I've seen questions such as this one and this one that talk about selecting capacitors that, in series, match up as closely as possible to the load capacitance of the crystal.
What effect does selecting the wrong capacitance have? Does it skew the frequency, alter the shape of the waveform produced, or something entirely different? Is there an obvious correlation between too low and too high capacitance? Is it a case of slight errors, or orders of magnitude?
Answer
May not oscillate.
May not oscillate reliably.
May have low to very low output.
May oscillate on wrong frequency (may be an undertone or an overtone).
For extra points may jump between modes (not usual)
May start up very slowly.
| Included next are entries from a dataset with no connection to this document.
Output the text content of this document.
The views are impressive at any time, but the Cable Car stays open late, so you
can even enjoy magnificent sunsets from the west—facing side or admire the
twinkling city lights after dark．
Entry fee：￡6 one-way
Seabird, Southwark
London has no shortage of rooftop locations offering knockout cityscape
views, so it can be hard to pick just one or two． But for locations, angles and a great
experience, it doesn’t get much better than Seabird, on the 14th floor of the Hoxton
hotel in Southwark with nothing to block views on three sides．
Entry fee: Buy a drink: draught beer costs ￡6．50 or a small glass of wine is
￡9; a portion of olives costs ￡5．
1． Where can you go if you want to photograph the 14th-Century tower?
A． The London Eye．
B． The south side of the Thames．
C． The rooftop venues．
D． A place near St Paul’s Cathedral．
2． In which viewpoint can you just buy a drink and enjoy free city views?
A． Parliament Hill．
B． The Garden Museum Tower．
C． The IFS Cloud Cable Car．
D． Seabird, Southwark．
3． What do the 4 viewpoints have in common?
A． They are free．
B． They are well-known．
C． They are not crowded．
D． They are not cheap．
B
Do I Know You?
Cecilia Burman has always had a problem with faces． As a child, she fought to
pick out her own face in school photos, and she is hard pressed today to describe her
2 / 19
And/or not always.
May produce less sinusoidal waveform than expected.
May shatter crystal (not usual in modern applications).
May work perfectly.
Factor of 2 in capacitance usually OK, but not always.
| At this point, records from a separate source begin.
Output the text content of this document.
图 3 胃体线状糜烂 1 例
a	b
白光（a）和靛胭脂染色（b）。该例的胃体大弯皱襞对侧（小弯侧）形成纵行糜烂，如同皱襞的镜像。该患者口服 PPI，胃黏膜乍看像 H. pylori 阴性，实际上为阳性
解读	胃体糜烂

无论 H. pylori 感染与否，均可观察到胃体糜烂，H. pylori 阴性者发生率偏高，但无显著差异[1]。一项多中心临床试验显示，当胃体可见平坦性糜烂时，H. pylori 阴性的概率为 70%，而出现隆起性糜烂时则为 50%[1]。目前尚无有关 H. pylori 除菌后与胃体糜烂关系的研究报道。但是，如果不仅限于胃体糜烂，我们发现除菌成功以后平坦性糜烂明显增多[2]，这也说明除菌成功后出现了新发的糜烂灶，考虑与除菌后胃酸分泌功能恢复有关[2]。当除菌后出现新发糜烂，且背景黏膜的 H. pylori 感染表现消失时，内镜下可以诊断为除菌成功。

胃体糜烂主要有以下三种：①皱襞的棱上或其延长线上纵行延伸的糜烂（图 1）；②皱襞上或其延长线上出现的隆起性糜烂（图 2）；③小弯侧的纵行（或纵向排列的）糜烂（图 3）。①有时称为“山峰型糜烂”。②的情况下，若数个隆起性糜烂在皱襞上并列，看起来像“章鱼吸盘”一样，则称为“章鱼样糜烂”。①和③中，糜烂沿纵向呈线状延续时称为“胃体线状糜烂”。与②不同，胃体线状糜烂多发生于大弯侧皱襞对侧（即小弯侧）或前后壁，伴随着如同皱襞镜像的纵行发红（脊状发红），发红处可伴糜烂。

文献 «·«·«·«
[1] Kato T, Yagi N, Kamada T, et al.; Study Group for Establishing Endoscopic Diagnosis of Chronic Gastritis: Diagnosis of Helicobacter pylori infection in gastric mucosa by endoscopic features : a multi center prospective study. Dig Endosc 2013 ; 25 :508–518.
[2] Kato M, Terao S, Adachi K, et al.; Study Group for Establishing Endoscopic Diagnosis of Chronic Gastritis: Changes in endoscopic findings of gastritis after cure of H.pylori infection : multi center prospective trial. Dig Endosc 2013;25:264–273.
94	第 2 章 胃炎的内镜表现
Note that some ceramic cap compositions are far worse in tempco, initial accuracy and general stability than others.
Depends on IC used, layout, how Murphy is feeling and phase of Moon.
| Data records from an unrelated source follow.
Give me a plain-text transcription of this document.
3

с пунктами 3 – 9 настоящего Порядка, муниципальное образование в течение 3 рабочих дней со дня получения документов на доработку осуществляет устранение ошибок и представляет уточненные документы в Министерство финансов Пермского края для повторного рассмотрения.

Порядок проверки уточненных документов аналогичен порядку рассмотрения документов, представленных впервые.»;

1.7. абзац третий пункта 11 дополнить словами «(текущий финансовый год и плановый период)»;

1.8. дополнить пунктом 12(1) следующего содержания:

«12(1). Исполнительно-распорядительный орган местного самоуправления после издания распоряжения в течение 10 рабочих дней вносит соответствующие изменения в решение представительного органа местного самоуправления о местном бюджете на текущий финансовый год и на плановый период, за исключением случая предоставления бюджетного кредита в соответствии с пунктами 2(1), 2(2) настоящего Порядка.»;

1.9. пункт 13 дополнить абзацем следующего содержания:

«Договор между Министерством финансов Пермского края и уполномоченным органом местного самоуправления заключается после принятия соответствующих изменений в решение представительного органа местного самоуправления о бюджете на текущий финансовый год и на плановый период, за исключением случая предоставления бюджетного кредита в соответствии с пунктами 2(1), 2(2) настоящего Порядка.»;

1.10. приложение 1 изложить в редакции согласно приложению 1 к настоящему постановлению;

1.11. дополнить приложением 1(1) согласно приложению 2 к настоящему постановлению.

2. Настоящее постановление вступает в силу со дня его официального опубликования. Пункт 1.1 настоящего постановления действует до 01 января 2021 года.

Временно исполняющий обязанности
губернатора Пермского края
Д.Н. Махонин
Layout can be extremely important. Loop area enclosed by capacitor and crystal leads forma part of the oscillator circuit. Manufacturers often give quite specific advice on crystal and capacitor layout. Note it.
Crystal oscillators approach more closely to analog and to black magic than sane people want to get on a good day. In many cases they "just work" and the arcanery is well hidden. You MAY find that capacitance that is off by a factor or 2 or even 5x still works OK. Or, you may not. When they don't work as hoped they can be most obdurate obstinate obnoxious odious and generally overwhelmingly annoying.